The California Highway Patrol is dealing with the increasing problem of pedestrians walking on freeways, and they're using a unique unit to handle the issue.
Records from the CHP show that in Los Angeles County alone, the number of calls of pedestrians on freeways more than doubled from 2015 to 2016, going from 17,181 to 36,183. To combat that increase, the CHP deploys its pedestrian enforcement detail, whose sole focus is to deal with pedestrians on the roadways.
CHP Officer Roberto Gomez attributed the spike in people walking on highways to an increase in population. "The population is increasing, as you see with all the buildings that are being built in downtown Los Angeles, and also the homelessness is increasing," he said.

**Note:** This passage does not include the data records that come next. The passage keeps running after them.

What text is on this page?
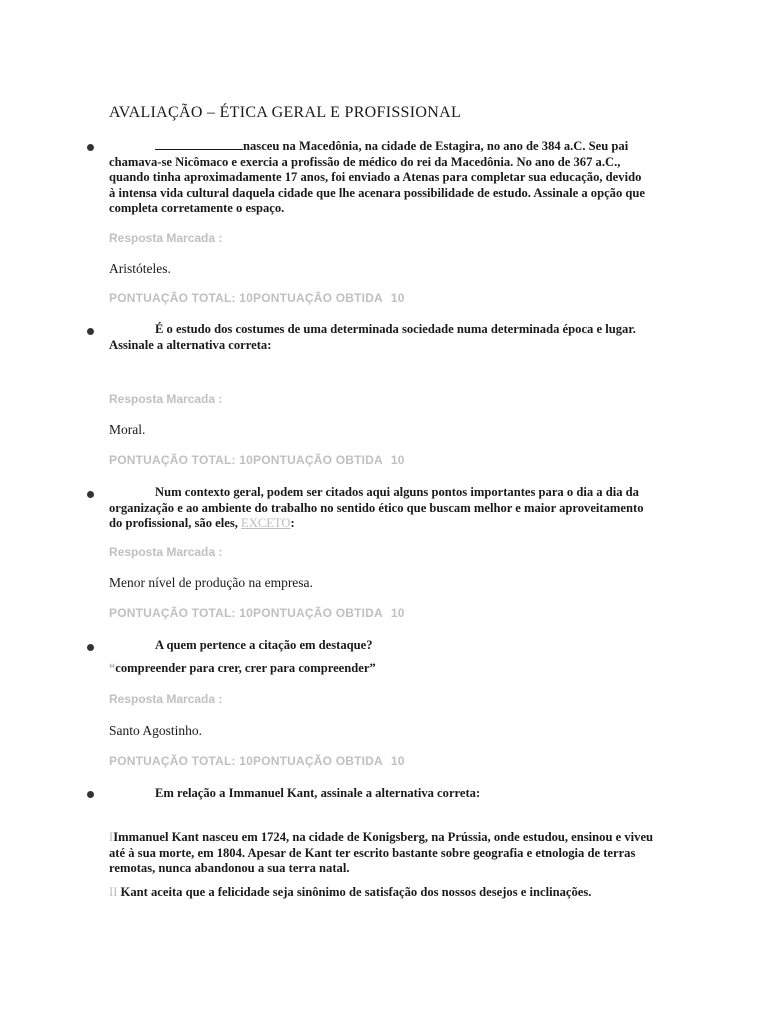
AVALIAÇÃO – ÉTICA GERAL E PROFISSIONAL
nasceu na Macedônia, na cidade de Estagira, no ano de 384 a.C. Seu pai chamava-se Nicômaco e exercia a profissão de médico do rei da Macedônia. No ano de 367 a.C., quando tinha aproximadamente 17 anos, foi enviado a Atenas para completar sua educação, devido à intensa vida cultural daquela cidade que lhe acenara possibilidade de estudo. Assinale a opção que completa corretamente o espaço.
Resposta Marcada :
Aristóteles.
PONTUAÇÃO TOTAL: 10PONTUAÇÃO OBTIDA 10
É o estudo dos costumes de uma determinada sociedade numa determinada época e lugar. Assinale a alternativa correta:
Resposta Marcada :
Moral.
PONTUAÇÃO TOTAL: 10PONTUAÇÃO OBTIDA 10
Num contexto geral, podem ser citados aqui alguns pontos importantes para o dia a dia da organização e ao ambiente do trabalho no sentido ético que buscam melhor e maior aproveitamento do profissional, são eles, EXCETO:
Resposta Marcada :
Menor nível de produção na empresa.
PONTUAÇÃO TOTAL: 10PONTUAÇÃO OBTIDA 10
A quem pertence a citação em destaque?
“compreender para crer, crer para compreender”
Resposta Marcada :
Santo Agostinho.
PONTUAÇÃO TOTAL: 10PONTUAÇÃO OBTIDA 10
Em relação a Immanuel Kant, assinale a alternativa correta:
IImmanuel Kant nasceu em 1724, na cidade de Konigsberg, na Prússia, onde estudou, ensinou e viveu até à sua morte, em 1804. Apesar de Kant ter escrito bastante sobre geografia e etnologia de terras remotas, nunca abandonou a sua terra natal.
II Kant aceita que a felicidade seja sinônimo de satisfação dos nossos desejos e inclinações.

As he climbed up the side of an underpass of the 101 Freeway, CHP Officer Matthew Hong underscored how the homelessness problem has exacerbated the issue. "Instead of traversing through city streets, they can go straight on the freeway," he said, pointing to the Vermont Avenue exit just a few lanes of traffic away.
That's why this specialized unit patrols areas known to have makeshift homes, focusing on making sure that people avoid the roads altogether by talking to them and offering them assistance.
Gomez said fencing and other barriers are repaired on a consistent basis, but as the number of calls continues to rise, there is room to explore other alternatives.